Nope! It actually presents an incredibly interesting mathematical dilemma colloquially known as “the knapsack problem“:
The knapsack problem or rucksack problem is a problem in combinatorial optimization: Given a set of items, each with a mass and a value, determine the number of each item to include in a collection so that the total weight is less than or equal to a given limit and the total value is as large as possible. It derives its name from the problem faced by someone who is constrained by a fixed-size knapsack and must fill it with the most valuable items.
(I swear I heard a Radiolab podcast about this very problem once, but I can’t seem to find it.)
The first year I did the holiday book order, I had never heard of this problem before but came face-to-face with it as I tried squeezing $533 worth of books out of the $600 I’d amassed. Just looking at the numbers that seems easy, right? Not so when one of the books you want is an $85 textbook, and you can’t find any books under $15 on the site to take up the remaining space under that $100 cap. So if I wanted that textbook, I know right off the bat that I’m going to burn $15 on nothing. Now the problem is to squeeze $448 worth of books out of $500. And it gets tighter as you start arranging the books around to each of the $100 bins.

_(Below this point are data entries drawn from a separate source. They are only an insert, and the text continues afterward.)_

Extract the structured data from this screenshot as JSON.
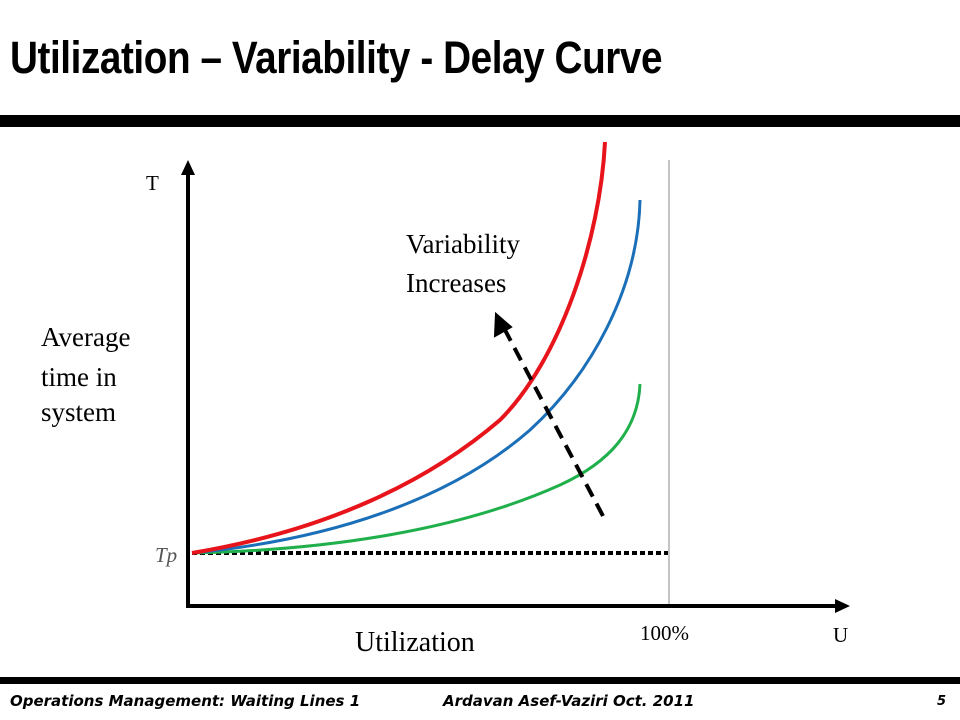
{
  "title": "Utilization – Variability - Delay Curve",
  "diagram": {
    "y_axis_label": "T",
    "x_axis_label": "U",
    "y_title_lines": [
      "Average",
      "time in",
      "system"
    ],
    "x_title": "Utilization",
    "tp_label": "Tp",
    "hundred_pct_label": "100%",
    "arrow_label_lines": [
      "Variability",
      "Increases"
    ],
    "curve_colors": {
      "high": "#e8141b",
      "medium": "#1a6fb8",
      "low": "#20b04b"
    }
  },
  "footer": {
    "left": "Operations Management: Waiting Lines 1",
    "center": "Ardavan Asef-Vaziri   Oct. 2011",
    "page": "5"
  }
}
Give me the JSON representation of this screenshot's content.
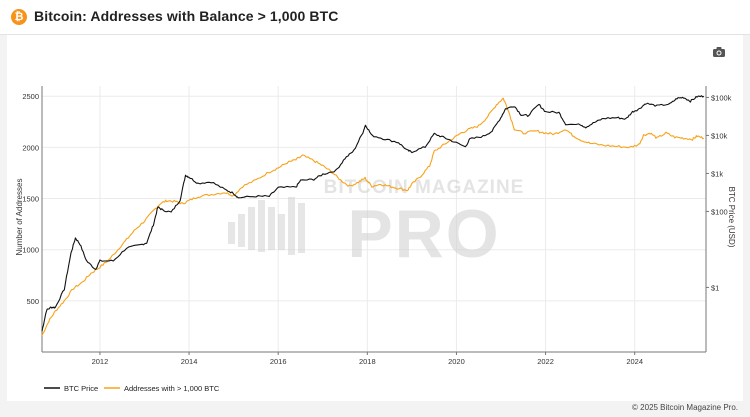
{
  "header": {
    "title": "Bitcoin: Addresses with Balance > 1,000 BTC",
    "logo_glyph": "₿"
  },
  "toolbar": {
    "camera_icon": "camera-icon"
  },
  "watermark": {
    "line1": "BITCOIN MAGAZINE",
    "line2": "PRO"
  },
  "footer": {
    "copyright": "© 2025 Bitcoin Magazine Pro."
  },
  "colors": {
    "btc_price": "#111111",
    "addresses": "#f7a21b",
    "accent": "#f7931a"
  },
  "chart_data": {
    "type": "line",
    "title": "Bitcoin: Addresses with Balance > 1,000 BTC",
    "xlabel": "",
    "ylabel_left": "Number of Addresses",
    "ylabel_right": "BTC Price (USD)",
    "x_range": [
      2010.7,
      2025.6
    ],
    "x_ticks": [
      "2012",
      "2014",
      "2016",
      "2018",
      "2020",
      "2022",
      "2024"
    ],
    "y_left_range": [
      0,
      2600
    ],
    "y_left_ticks": [
      "500",
      "1000",
      "1500",
      "2000",
      "2500"
    ],
    "y_right_scale": "log",
    "y_right_range": [
      0.02,
      200000
    ],
    "y_right_ticks": [
      "1",
      "100",
      "1k",
      "10k",
      "100k"
    ],
    "legend_position": "bottom-left",
    "grid": true,
    "series": [
      {
        "name": "BTC Price",
        "axis": "right",
        "points": [
          [
            2010.7,
            0.07
          ],
          [
            2010.8,
            0.25
          ],
          [
            2010.9,
            0.3
          ],
          [
            2011.0,
            0.3
          ],
          [
            2011.2,
            0.9
          ],
          [
            2011.35,
            8
          ],
          [
            2011.45,
            20
          ],
          [
            2011.55,
            14
          ],
          [
            2011.7,
            5
          ],
          [
            2011.9,
            3
          ],
          [
            2012.0,
            5
          ],
          [
            2012.3,
            5
          ],
          [
            2012.6,
            11
          ],
          [
            2012.9,
            13
          ],
          [
            2013.05,
            15
          ],
          [
            2013.2,
            45
          ],
          [
            2013.3,
            130
          ],
          [
            2013.4,
            110
          ],
          [
            2013.6,
            95
          ],
          [
            2013.8,
            200
          ],
          [
            2013.92,
            900
          ],
          [
            2014.0,
            800
          ],
          [
            2014.2,
            550
          ],
          [
            2014.5,
            600
          ],
          [
            2014.8,
            380
          ],
          [
            2015.0,
            300
          ],
          [
            2015.1,
            230
          ],
          [
            2015.5,
            250
          ],
          [
            2015.8,
            250
          ],
          [
            2016.0,
            420
          ],
          [
            2016.4,
            440
          ],
          [
            2016.5,
            650
          ],
          [
            2016.8,
            700
          ],
          [
            2017.0,
            950
          ],
          [
            2017.3,
            1200
          ],
          [
            2017.5,
            2500
          ],
          [
            2017.7,
            4000
          ],
          [
            2017.9,
            12000
          ],
          [
            2017.96,
            19000
          ],
          [
            2018.1,
            10000
          ],
          [
            2018.4,
            8000
          ],
          [
            2018.7,
            6500
          ],
          [
            2018.9,
            4000
          ],
          [
            2019.0,
            3700
          ],
          [
            2019.3,
            5000
          ],
          [
            2019.5,
            11000
          ],
          [
            2019.7,
            9000
          ],
          [
            2019.9,
            7200
          ],
          [
            2020.2,
            5000
          ],
          [
            2020.3,
            8000
          ],
          [
            2020.6,
            9500
          ],
          [
            2020.8,
            13000
          ],
          [
            2021.0,
            30000
          ],
          [
            2021.1,
            50000
          ],
          [
            2021.3,
            60000
          ],
          [
            2021.45,
            35000
          ],
          [
            2021.6,
            33000
          ],
          [
            2021.85,
            65000
          ],
          [
            2022.0,
            42000
          ],
          [
            2022.3,
            40000
          ],
          [
            2022.45,
            20000
          ],
          [
            2022.8,
            19000
          ],
          [
            2022.9,
            16500
          ],
          [
            2023.1,
            22000
          ],
          [
            2023.3,
            28000
          ],
          [
            2023.6,
            29500
          ],
          [
            2023.8,
            27000
          ],
          [
            2023.95,
            42000
          ],
          [
            2024.1,
            50000
          ],
          [
            2024.25,
            70000
          ],
          [
            2024.5,
            60000
          ],
          [
            2024.8,
            68000
          ],
          [
            2024.95,
            95000
          ],
          [
            2025.1,
            100000
          ],
          [
            2025.25,
            80000
          ],
          [
            2025.4,
            105000
          ],
          [
            2025.55,
            108000
          ]
        ]
      },
      {
        "name": "Addresses with > 1,000 BTC",
        "axis": "left",
        "points": [
          [
            2010.7,
            160
          ],
          [
            2010.85,
            300
          ],
          [
            2011.0,
            400
          ],
          [
            2011.2,
            500
          ],
          [
            2011.4,
            620
          ],
          [
            2011.6,
            680
          ],
          [
            2011.8,
            770
          ],
          [
            2012.0,
            830
          ],
          [
            2012.2,
            900
          ],
          [
            2012.4,
            1000
          ],
          [
            2012.6,
            1100
          ],
          [
            2012.8,
            1200
          ],
          [
            2013.0,
            1280
          ],
          [
            2013.2,
            1380
          ],
          [
            2013.35,
            1450
          ],
          [
            2013.5,
            1480
          ],
          [
            2013.7,
            1470
          ],
          [
            2013.85,
            1450
          ],
          [
            2014.0,
            1480
          ],
          [
            2014.2,
            1520
          ],
          [
            2014.5,
            1540
          ],
          [
            2014.8,
            1560
          ],
          [
            2015.0,
            1530
          ],
          [
            2015.2,
            1620
          ],
          [
            2015.5,
            1680
          ],
          [
            2015.8,
            1760
          ],
          [
            2016.0,
            1800
          ],
          [
            2016.2,
            1850
          ],
          [
            2016.4,
            1880
          ],
          [
            2016.55,
            1920
          ],
          [
            2016.8,
            1870
          ],
          [
            2017.0,
            1820
          ],
          [
            2017.2,
            1760
          ],
          [
            2017.4,
            1680
          ],
          [
            2017.6,
            1620
          ],
          [
            2017.8,
            1660
          ],
          [
            2017.95,
            1700
          ],
          [
            2018.1,
            1620
          ],
          [
            2018.3,
            1640
          ],
          [
            2018.5,
            1620
          ],
          [
            2018.7,
            1600
          ],
          [
            2018.9,
            1580
          ],
          [
            2019.0,
            1640
          ],
          [
            2019.2,
            1720
          ],
          [
            2019.4,
            1820
          ],
          [
            2019.5,
            1960
          ],
          [
            2019.7,
            2020
          ],
          [
            2019.9,
            2080
          ],
          [
            2020.1,
            2140
          ],
          [
            2020.3,
            2180
          ],
          [
            2020.5,
            2210
          ],
          [
            2020.7,
            2300
          ],
          [
            2020.9,
            2420
          ],
          [
            2021.05,
            2480
          ],
          [
            2021.15,
            2380
          ],
          [
            2021.3,
            2180
          ],
          [
            2021.5,
            2140
          ],
          [
            2021.8,
            2160
          ],
          [
            2022.0,
            2140
          ],
          [
            2022.2,
            2130
          ],
          [
            2022.45,
            2180
          ],
          [
            2022.6,
            2120
          ],
          [
            2022.8,
            2070
          ],
          [
            2023.0,
            2040
          ],
          [
            2023.3,
            2020
          ],
          [
            2023.6,
            2010
          ],
          [
            2023.9,
            2000
          ],
          [
            2024.1,
            2030
          ],
          [
            2024.2,
            2120
          ],
          [
            2024.35,
            2140
          ],
          [
            2024.5,
            2090
          ],
          [
            2024.7,
            2140
          ],
          [
            2024.9,
            2100
          ],
          [
            2025.1,
            2090
          ],
          [
            2025.3,
            2080
          ],
          [
            2025.4,
            2110
          ],
          [
            2025.55,
            2090
          ]
        ]
      }
    ]
  }
}
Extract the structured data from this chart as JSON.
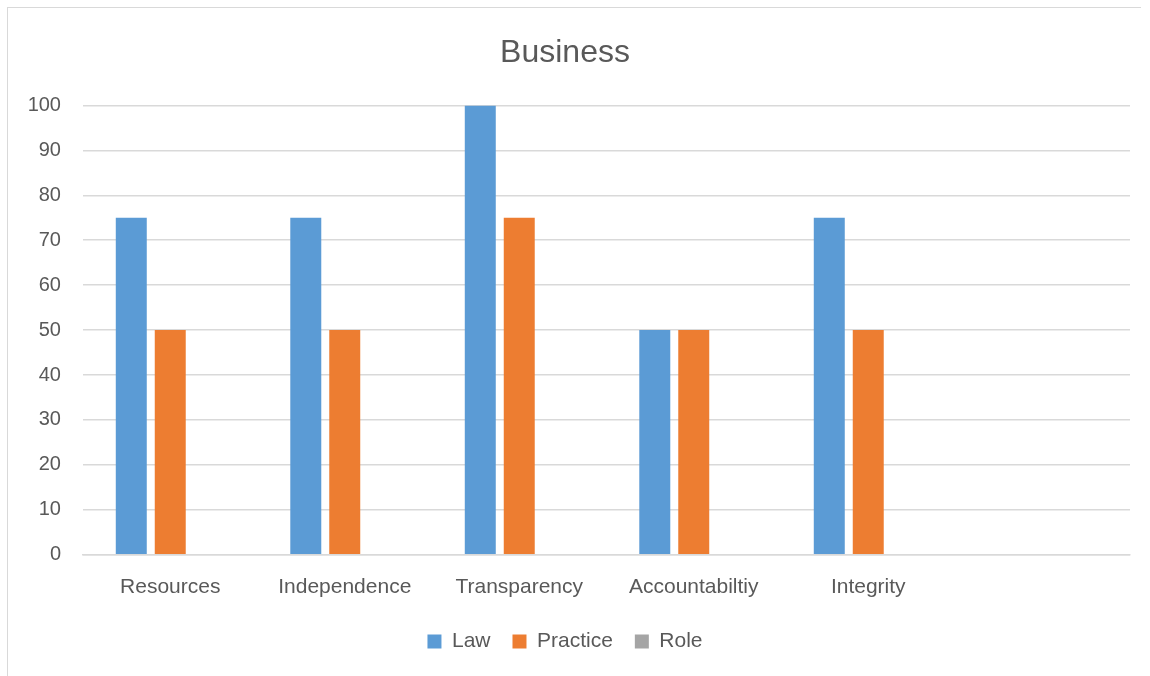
{
  "chart_data": {
    "type": "bar",
    "title": "Business",
    "categories": [
      "Resources",
      "Independence",
      "Transparency",
      "Accountabiltiy",
      "Integrity",
      null
    ],
    "series": [
      {
        "name": "Law",
        "color": "#5b9bd5",
        "values": [
          75,
          75,
          100,
          50,
          75,
          null
        ]
      },
      {
        "name": "Practice",
        "color": "#ed7d31",
        "values": [
          50,
          50,
          75,
          50,
          50,
          null
        ]
      },
      {
        "name": "Role",
        "color": "#a5a5a5",
        "values": [
          null,
          null,
          null,
          null,
          null,
          null
        ]
      }
    ],
    "ylim": [
      0,
      100
    ],
    "yticks": [
      0,
      10,
      20,
      30,
      40,
      50,
      60,
      70,
      80,
      90,
      100
    ],
    "grid": "y",
    "legend": "bottom"
  }
}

So I put together a perl script that brute forced a bunch of combinations for me, and it turned out that the best solutions it came up with weren’t any more efficient than if I just went down the list and assigned the most expensive book remaining to a new bin. If I’ve got a list of 16 books that I’ve got to squeeze into five $100 bins, it looks like this: most expensive book in bin A, second most expensive book in bin B, third most expensive book in bin C, … , sixth most expensive book in–oh, no more bins, better start back over at bin A, seventh most expensive book in bin-B, etc.
Now, that’s just one seemingly simple way to solve this problem. There’s a couple others that work just as well. And in all, this type of algorithm works, like, 60-80% of the time.* There are some optimizations that I did, like matching a $60 and a $40 books together and two $49.95 books together (gotta squeeze $248 out of $300 now), but in all, it’s amazing that what you might think of as the dumbest way to do something is also, generally-speaking, the most efficient.
And the proof that something like this works so well can be found by going back to my post the other day. I ordered $589.40 worth of books on $600. Now, I’m not going to lie here: part of my success lies in the fact that I didn’t know what to spend about $200 of that on (a couple of coworkers foisted their money on me without asking, and I certainly wasn’t going to let free books go to waste), so I just searched around for books that looked like they might be something I might read someday. But still: to go from wasting $67 my first year to $19 my second year to $10 my third year, man, that’s pretty awesome, right?
* Interesting side note: I think the fact that book prices appear to follow a normal distribution is what makes this work so well, but I could be wrong. It’s been four years since I’ve done anything approaching “real” math so, you know, grain of salt and all that.